The International Finance Corporation (IFC) came out in favour of Botnia’s mill last week after months of impact studies and further impact studies. Ence, the Spanish firm responsible for the second of the two mills, pre-empted the announcement by saying it was looking into new locations for its proposed mill. This eases the IFC’s job as much of the criticism from environmentalists had been focused on the cumulative impact of the two mills – i.e. both in their own right might tick all the boxes, but combined they represent a $1.8 billion project that presents all sorts of water and energy use issues. Ence has yet to announce where it plans to move to. Botnia is continuing full-steam ahead. The IFC’s decision also makes it easier for BBVA and Caylon, the private banks helping arrange financing for the projects. Both are members of the Equator Principles. “If it’s good enough for the IFC, it’s good enough for us” is their basic defense.

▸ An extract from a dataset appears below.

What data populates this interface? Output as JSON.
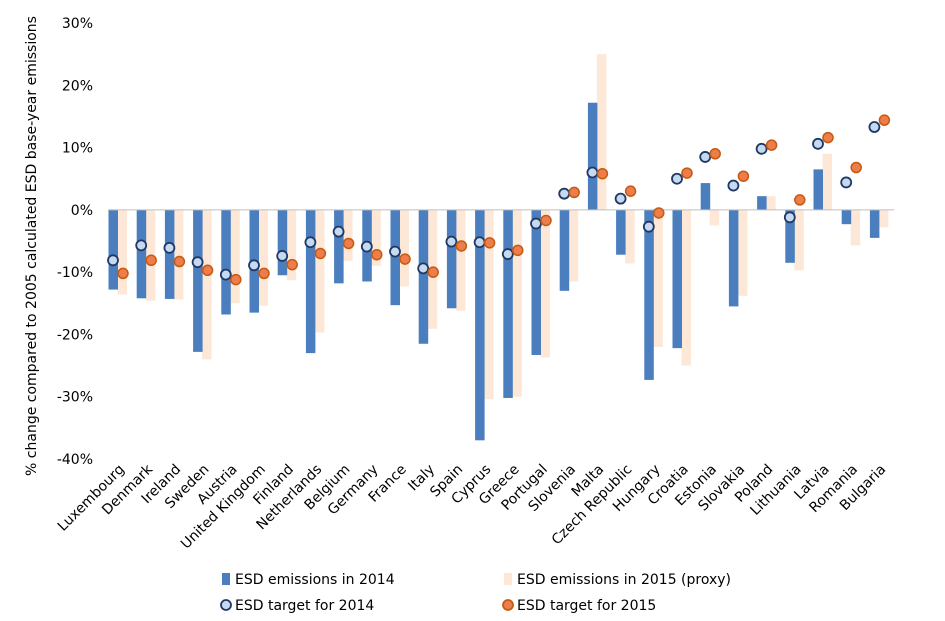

A law suit filed by Argentina is still pending in the International Court in the Hague, but it seems that the government here in Buenos Aires is now trying to back-peddle. President Kirchner has wrung out as much political mileage as he could from the issue (earlier in the year he travelled to Gualeguaychú, the epicenter of the opposition here, and pronounced that the environment was a “policy of state”). Very cleverly, the President made the head of the main NGO opposing the mills his new Environment Secretary. She is now calling on the protestors not to continue with the blockades. A canny policy of divide and conquer.
One good thing coming out of the whole affair is the commitment by the Argentine government to prioritise environmental issues in the future. Cleaning up the Riachuelo, the capital’s stinking river, is now top of the agenda. It is not the first time the government has tried. Under Carlos Menem, the Environment Secretary famously pledged to decontaminate the river in “1000 days”. She ended up going to prison for embezzling state funds. The river still reeks.